Investigating the truth about global food production

Two statistics about the need to increase global food production by 50% by 2030 and for it to double by 2050, have been widely used by the GM industry and its political supporters to skew political debate and hoodwink policy decision-makers into the further intensification of agriculture and the more widespread use of GM crops.

However, the proponents of an expansion of industrial agriculture across the globe are less forthcoming about how these statistics were arrived at.

Our team of Soil Association experts have been tracking the use of these statistics and researching the sources of the figures. They found that:

  • The doubling figure doesn't actually exist in the stated source. The data suggests a "70%" increase, but this figure is based on questionable assumptions.

  • The scientific paper that the '50% by 2030' claim is based on appears to have been withdrawn by the authors.
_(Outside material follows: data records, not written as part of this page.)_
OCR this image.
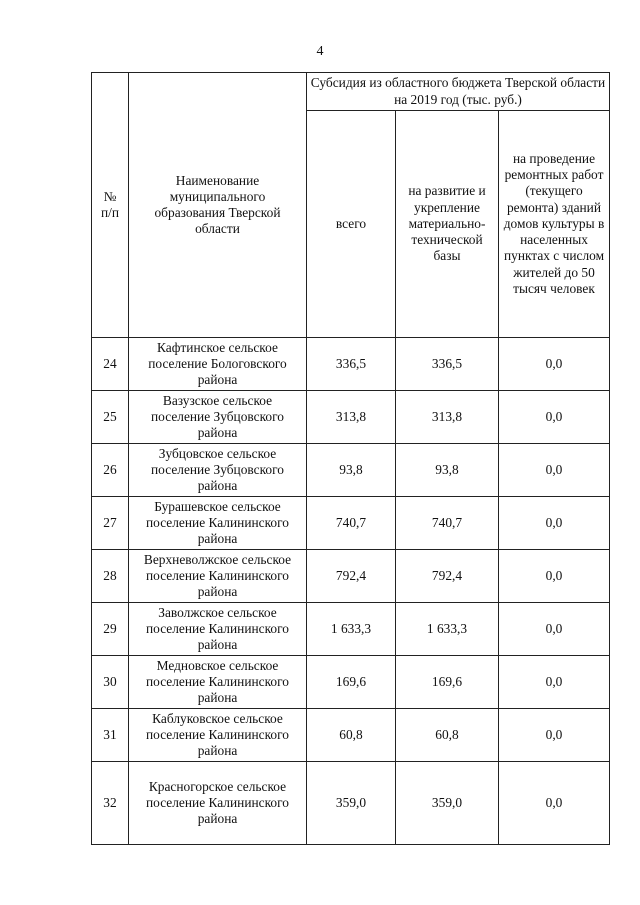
4
№
п/п	Наименование муниципального образования Тверской области	Субсидия из областного бюджета Тверской области на 2019 год (тыс. руб.)		
		всего	на развитие и укрепление материально-технической базы	на проведение ремонтных работ (текущего ремонта) зданий домов культуры в населенных пунктах с числом жителей до 50 тысяч человек
24	Кафтинское сельское поселение Бологовского района	336,5	336,5	0,0
25	Вазузское сельское поселение Зубцовского района	313,8	313,8	0,0
26	Зубцовское сельское поселение Зубцовского района	93,8	93,8	0,0
27	Бурашевское сельское поселение Калининского района	740,7	740,7	0,0
28	Верхневолжское сельское поселение Калининского района	792,4	792,4	0,0
29	Заволжское сельское поселение Калининского района	1 633,3	1 633,3	0,0
30	Медновское сельское поселение Калининского района	169,6	169,6	0,0
31	Каблуковское сельское поселение Калининского района	60,8	60,8	0,0
32	Красногорское сельское поселение Калининского района	359,0	359,0	0,0
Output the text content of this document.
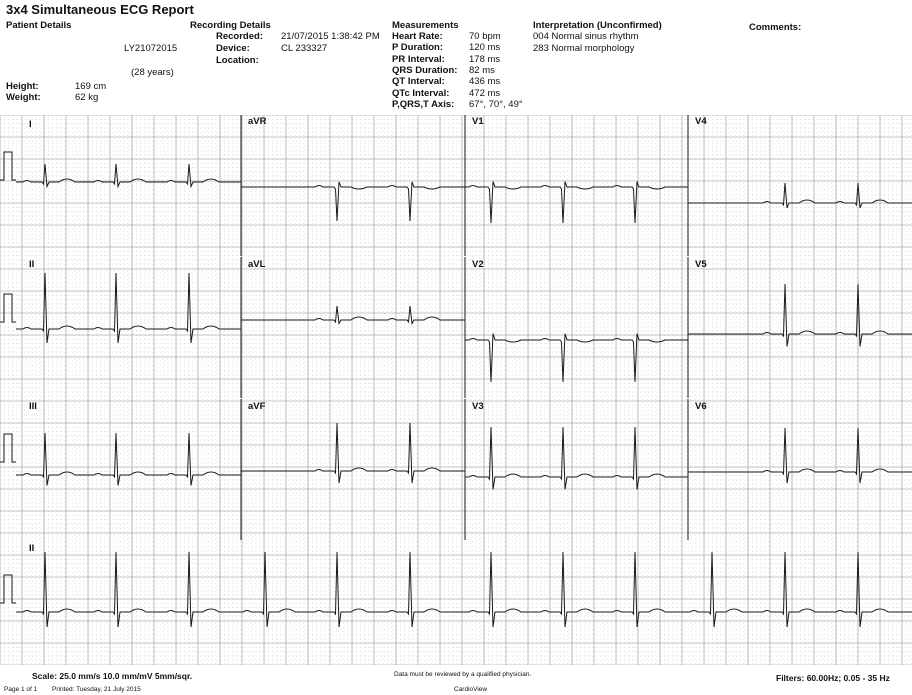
3x4 Simultaneous ECG Report
Patient Details
LY21072015
(28 years)
Height:	169 cm
Weight:	62 kg
Recording Details
Recorded: 21/07/2015 1:38:42 PM
Device:	CL 233327
Location:
Measurements
Heart Rate:	70 bpm
P Duration:	120 ms
PR Interval:	178 ms
QRS Duration: 82 ms
QT Interval:	436 ms
QTc Interval: 472 ms
P,QRS,T Axis: 67°, 70°, 49°
Interpretation (Unconfirmed)
004 Normal sinus rhythm
283 Normal morphology
Comments:
I	aVR	V1	V4
II	aVL	V2	V5
III	aVF	V3	V6
II
Scale: 25.0 mm/s 10.0 mm/mV 5mm/sqr.	Data must be reviewed by a qualified physician.	Filters: 60.00Hz; 0.05 - 35 Hz
Page 1 of 1 Printed: Tuesday, 21 July 2015	CardioView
Those arguing for greater use of energy-intensive chemical and GM-driven food production - from the President of the National Farmers’ Union, Syngenta, Monsanto, Government Ministers and the Conservative Party - have  got their facts wrong.
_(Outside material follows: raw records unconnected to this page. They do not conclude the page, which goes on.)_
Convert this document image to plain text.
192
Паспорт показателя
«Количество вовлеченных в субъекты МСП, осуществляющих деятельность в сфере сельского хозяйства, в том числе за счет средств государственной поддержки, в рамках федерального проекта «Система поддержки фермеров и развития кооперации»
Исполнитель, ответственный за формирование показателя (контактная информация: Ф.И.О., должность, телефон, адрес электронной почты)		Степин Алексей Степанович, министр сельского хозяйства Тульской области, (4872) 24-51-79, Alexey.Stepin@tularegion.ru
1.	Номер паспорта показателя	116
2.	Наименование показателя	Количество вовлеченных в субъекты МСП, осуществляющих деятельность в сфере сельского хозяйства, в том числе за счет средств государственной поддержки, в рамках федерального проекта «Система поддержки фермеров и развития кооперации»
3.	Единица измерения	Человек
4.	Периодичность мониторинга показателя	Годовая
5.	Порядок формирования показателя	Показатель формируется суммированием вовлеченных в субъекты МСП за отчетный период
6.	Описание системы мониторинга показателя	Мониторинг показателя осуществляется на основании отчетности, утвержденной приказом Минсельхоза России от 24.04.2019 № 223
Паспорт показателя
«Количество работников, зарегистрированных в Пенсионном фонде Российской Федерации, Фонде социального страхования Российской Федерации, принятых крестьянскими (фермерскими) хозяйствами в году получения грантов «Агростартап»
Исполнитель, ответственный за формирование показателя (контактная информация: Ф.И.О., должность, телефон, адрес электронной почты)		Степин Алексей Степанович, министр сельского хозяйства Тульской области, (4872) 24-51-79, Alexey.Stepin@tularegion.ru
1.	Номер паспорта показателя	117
Perhaps the biggest irony is that the figures for increasing food supply are based on a report where the authors set out what they thought would be the most likely future if we carried on the road of global intensified agriculture: continuing hunger, growing diet-related ill-health and huge increases in greenhouse gas emissions from livestock.

The truth

A recent study by scientists at the Institute of Social Ecology in Austria and the Potsdam Institute for Climate Impact Research in Germany (Eating the Planet: Feeding and fuelling the world sustainably, fairly and humanely – a scoping study, commissioned by Compassion in World Farming and Friends of the Earth) concluded that:

“organic agriculture can probably feed the world population of 9.2 billion in 2050, if relatively modest diets are adopted, where a low level of inequality in food distribution is required to avoid malnutrition”.
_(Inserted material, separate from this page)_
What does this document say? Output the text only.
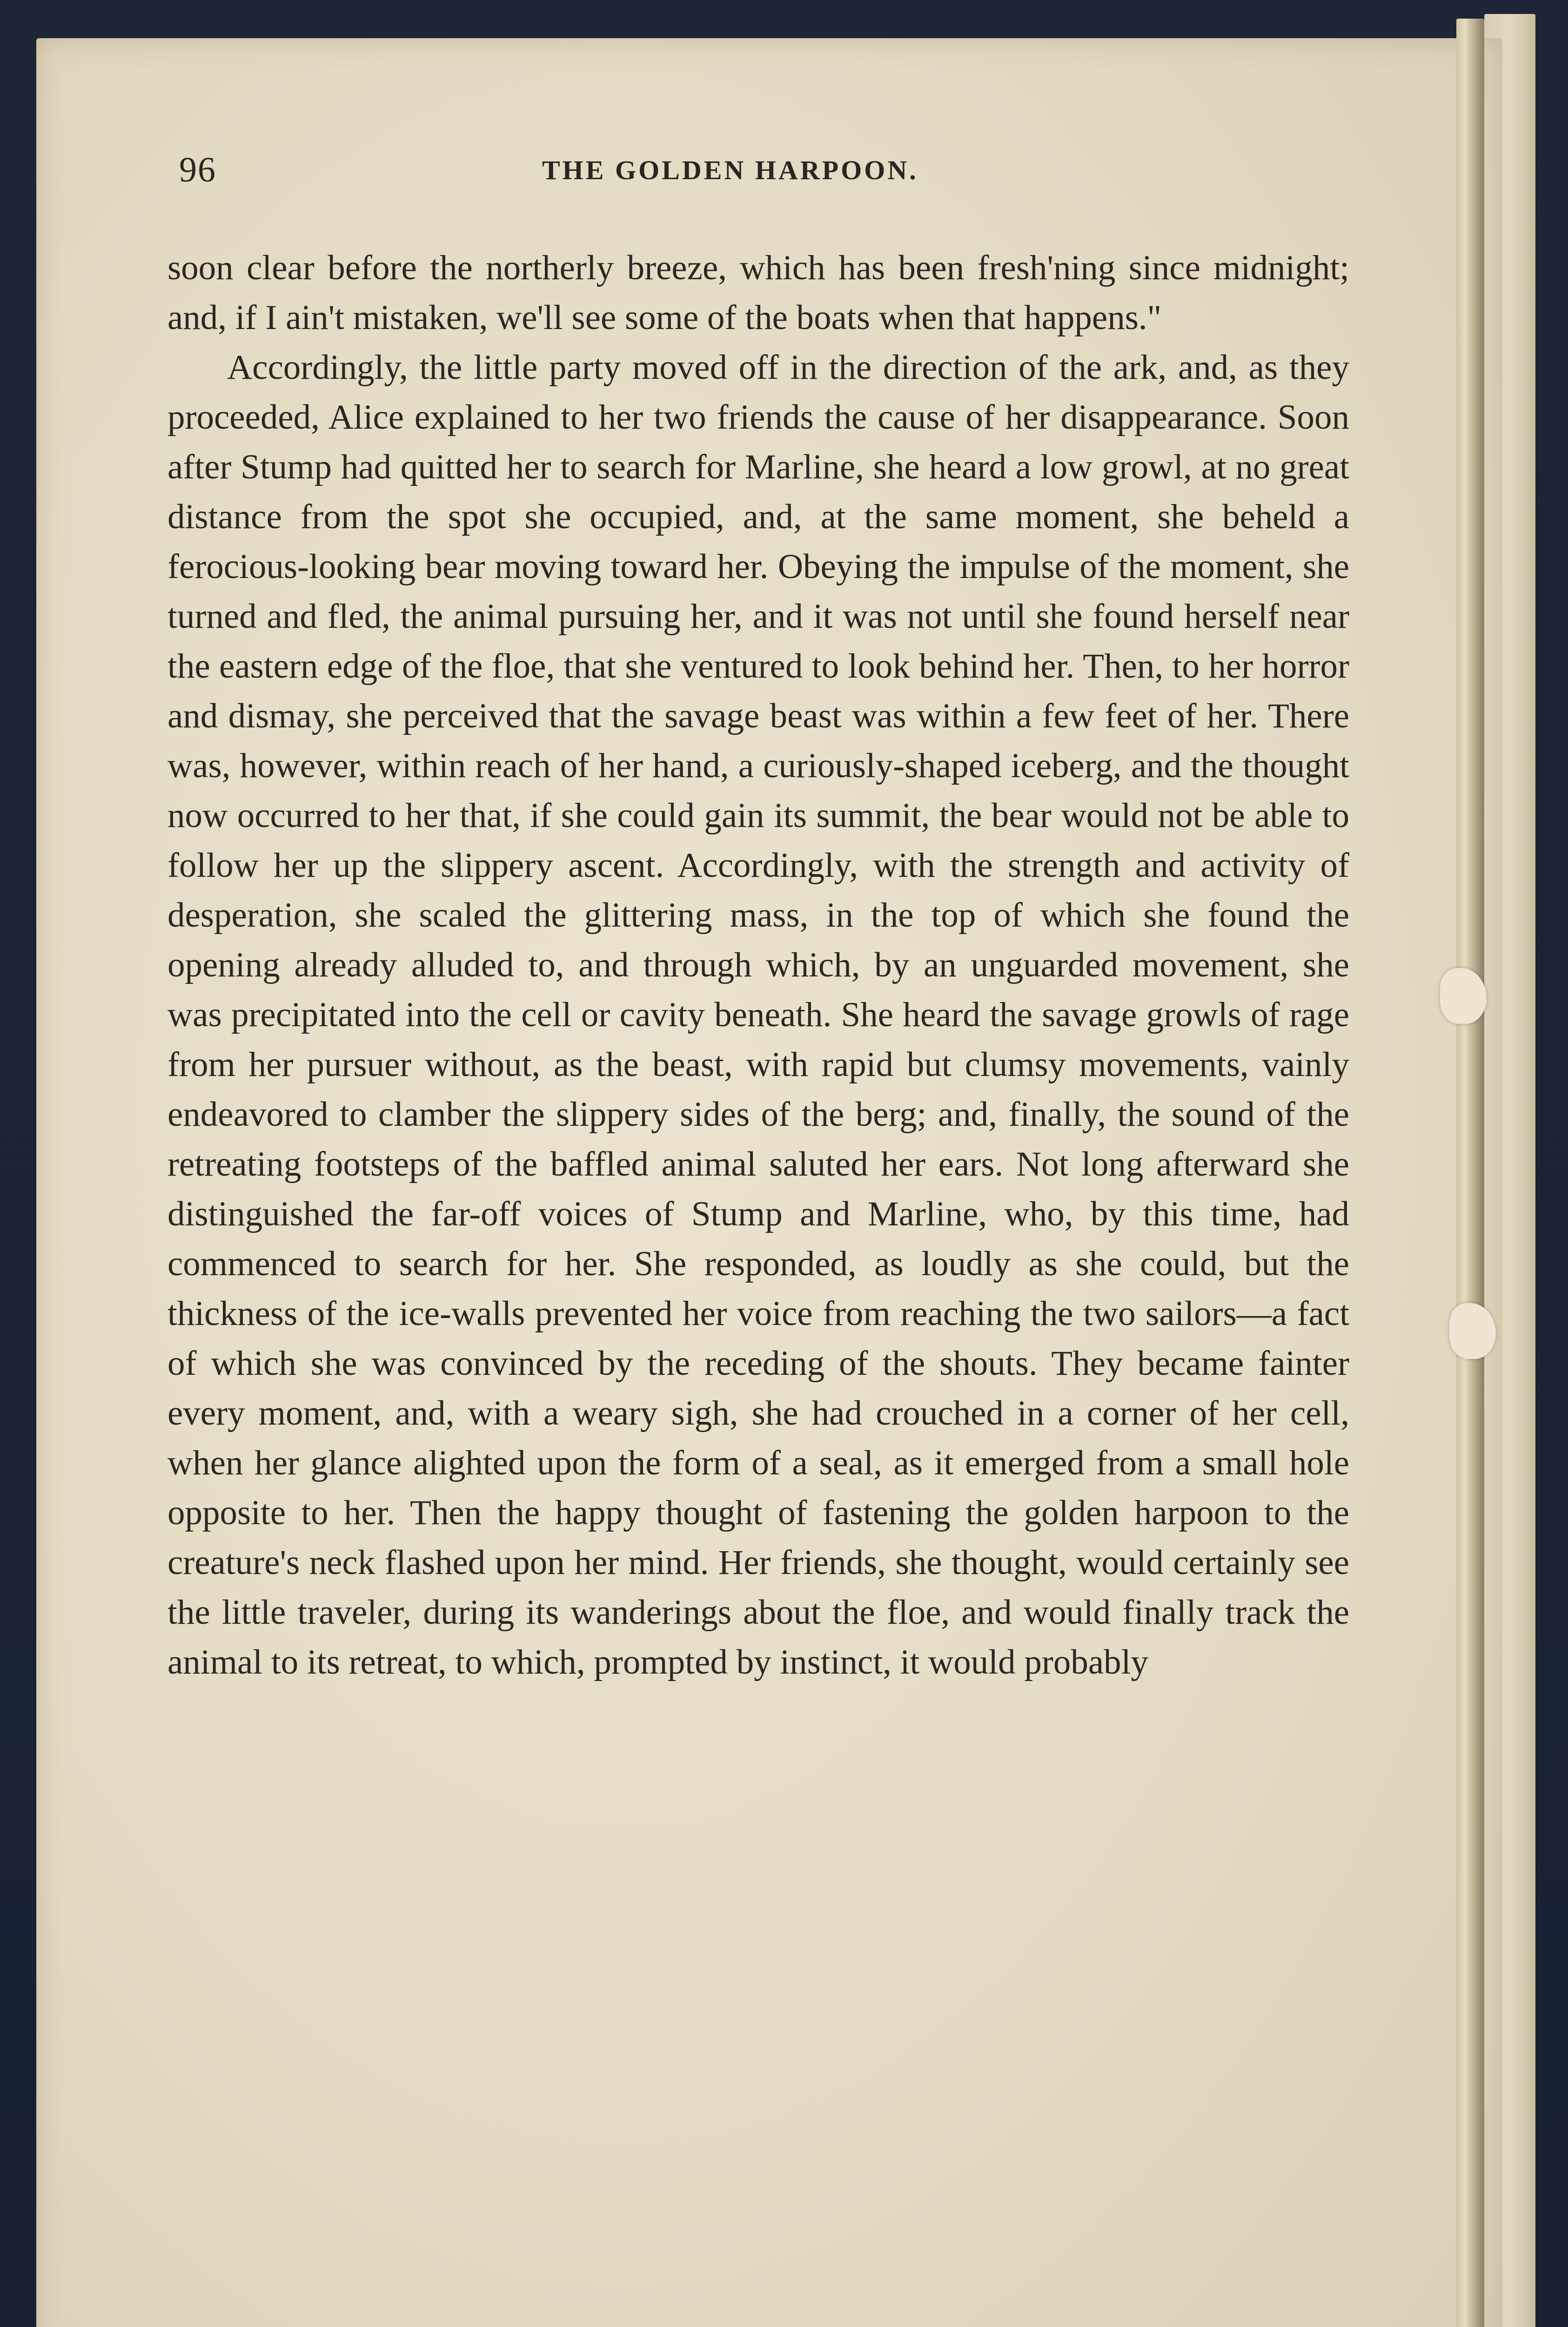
96	THE GOLDEN HARPOON.

soon clear before the northerly breeze, which has been fresh'ning since midnight; and, if I ain't mistaken, we'll see some of the boats when that happens."

Accordingly, the little party moved off in the direction of the ark, and, as they proceeded, Alice explained to her two friends the cause of her disappearance. Soon after Stump had quitted her to search for Marline, she heard a low growl, at no great distance from the spot she occupied, and, at the same moment, she beheld a ferocious-looking bear moving toward her. Obeying the impulse of the moment, she turned and fled, the animal pursuing her, and it was not until she found herself near the eastern edge of the floe, that she ventured to look behind her. Then, to her horror and dismay, she perceived that the savage beast was within a few feet of her. There was, however, within reach of her hand, a curiously-shaped iceberg, and the thought now occurred to her that, if she could gain its summit, the bear would not be able to follow her up the slippery ascent. Accordingly, with the strength and activity of desperation, she scaled the glittering mass, in the top of which she found the opening already alluded to, and through which, by an unguarded movement, she was precipitated into the cell or cavity beneath. She heard the savage growls of rage from her pursuer without, as the beast, with rapid but clumsy movements, vainly endeavored to clamber the slippery sides of the berg; and, finally, the sound of the retreating footsteps of the baffled animal saluted her ears. Not long afterward she distinguished the far-off voices of Stump and Marline, who, by this time, had commenced to search for her. She responded, as loudly as she could, but the thickness of the ice-walls prevented her voice from reaching the two sailors—a fact of which she was convinced by the receding of the shouts. They became fainter every moment, and, with a weary sigh, she had crouched in a corner of her cell, when her glance alighted upon the form of a seal, as it emerged from a small hole opposite to her. Then the happy thought of fastening the golden harpoon to the creature's neck flashed upon her mind. Her friends, she thought, would certainly see the little traveler, during its wanderings about the floe, and would finally track the animal to its retreat, to which, prompted by instinct, it would probably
Sustainable farming methods, such as organic, can feed the world without more damage to the environment and animal welfare.

In summary, all those claiming that we need to double global food production by 2050, or increase global food production by 50% by 2030, are wrong about the figures, are wrong about what the figures apply to, and are wrong to claim that further intensification and GM will help 'feed the world'. The evidence suggests the opposite is true.